It was a “Not Without My Daughter” kind of weekend. Not in a life-imitating-art kind of way. I just happened to read read two articles in different publications and was reminded me of that early ’90s Sally Field movie that got people looking suspiciously at any family with parents of different nationalities.
In both pieces, a child has been taken from home in the U.S. to live with a biological father abroad. How the mothers worked to return the child to the U.S. couldn’t have been more different. Both situations are pretty unimaginable, but child abduction typically is, right?
In “Snatchback,” Todd Hopson, a Florida man, pays thousands of dollars to an ex-U.S. soldier to go to Costa Rica and get a boy the man is not related to — by blood or by law — returned to him. Atlantic monthly Reporter Nadya Labi rides along as the soldier, Gustavo Zamora Jr. and his son, stake out the boy, whose biological father decided the 11-year-old boy would be better off with him than the boy’s mother and Hopson, the man who had raised — but never formally adopted — Andres since he was a baby.
“Snatchback” is as complicated as it is harrowing. What Zamora is doing isn’t legal in the U.S., in Costa Rica, or according to international law. Yet, if he gets away with it — and he has every time he has planned and executed a snatchback — he isn’t charged with a crime. Even more complicated is the boy’s situation. The boy’s mom is a bit of a mess. His father says that, as an addict, she’s not fit to raise him. What he has discounted is Hopson, who the boy thinks of as a father and who, indeed, has been one most of the boy’s life.
The mom is a wild card not only in her son’s life, and in her short marriage to Hopson — but also in the snatchback. You never really know if she’s on board with returning the kid to Florida or if she wants him to stay in Costa Rica. You get the feeling there’s probably plenty more to her story.

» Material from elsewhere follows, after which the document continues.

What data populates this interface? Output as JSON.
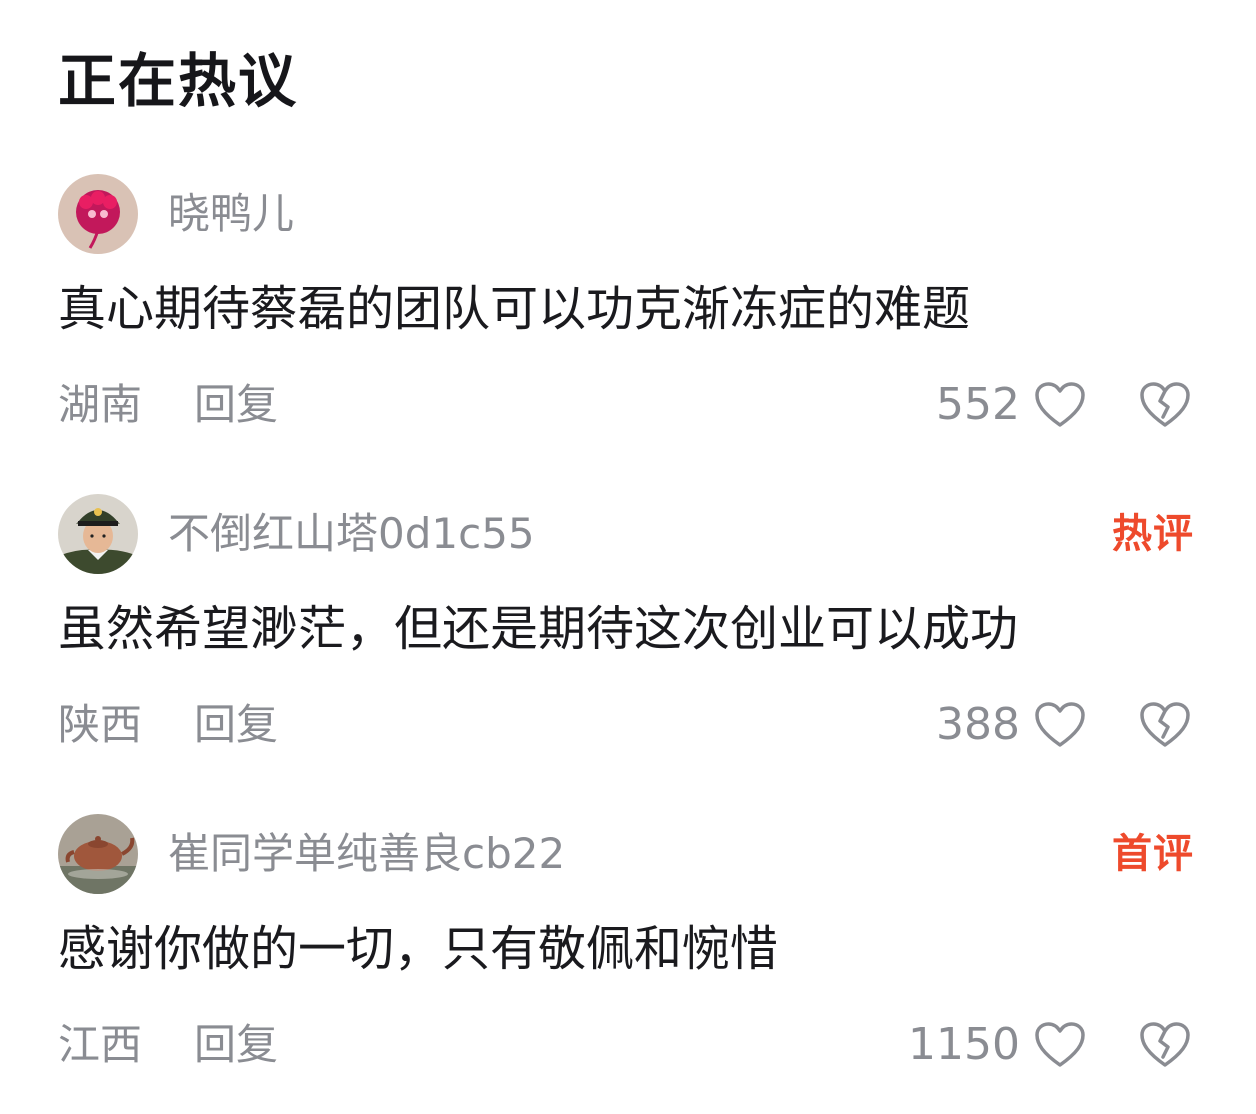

In the end, Zamora captures the kid and he’s not living, once again, in Florida — with Hopson. The mother, a drug addict, is trying to get herself together.
The New York Times ran an even more gut-wrenching piece over the weekend about an American girl whose abusive American father sends for his wife and daughter to join him in China, where he teaches English. The father then takes the mom to get her hair done and while sitting in the salon chair, she watches him leave with the girl. And not return.
For nine months Olivia Karolys searched China — a country she didn’t know and where she did not speak or read the language. She also had no money.
The mother returned to the U.S., where she was an illegal immigrant. Her sister, who dropped out of graduate school to help in the search, went to the FBI, immigration status-be-damned. The authorities said they’d help.
Oliva’s parent, janitors, gave up their lifetime of savings to fund the multiple trips to China, the phone calls, and a Chinese private investigator.
What’s interesting is that the husband/father, Rodrigo Karolys, posted his whereabouts and bragged about the abduction — online at “Rodrigo Karolys’s Life Journal.” Shrewd!
Olivia, too, winds up getting her daughter back, but only after a few close calls. In the end, Karolys abandoned his daughter in China with a babysitter, who then took the girl to an orphanage. Only hours before a Chinese woman showed up to claim the girl had the State Department contacted the orphanage and told them to hold the girl for her mother.
Karolys has since been arrested and now awaits charges in a Brooklyn jail.
What’s notable about both of these cases is how the burden of return is on the left-behind parent. In the situation of Olivia Karolys, at least the law was clear and authorities jumped right in. Hopson, on the other hand, operated somewhere in the gray area of the law — breaking it outright in Costa Rica.
What I wonder though: Zamora, the professional kid snatcher, does this for money. Who’s to say Andres’s bio-dad won’t make a few calls, write a few checks and … boom! … and get Zamora to bring Andres back?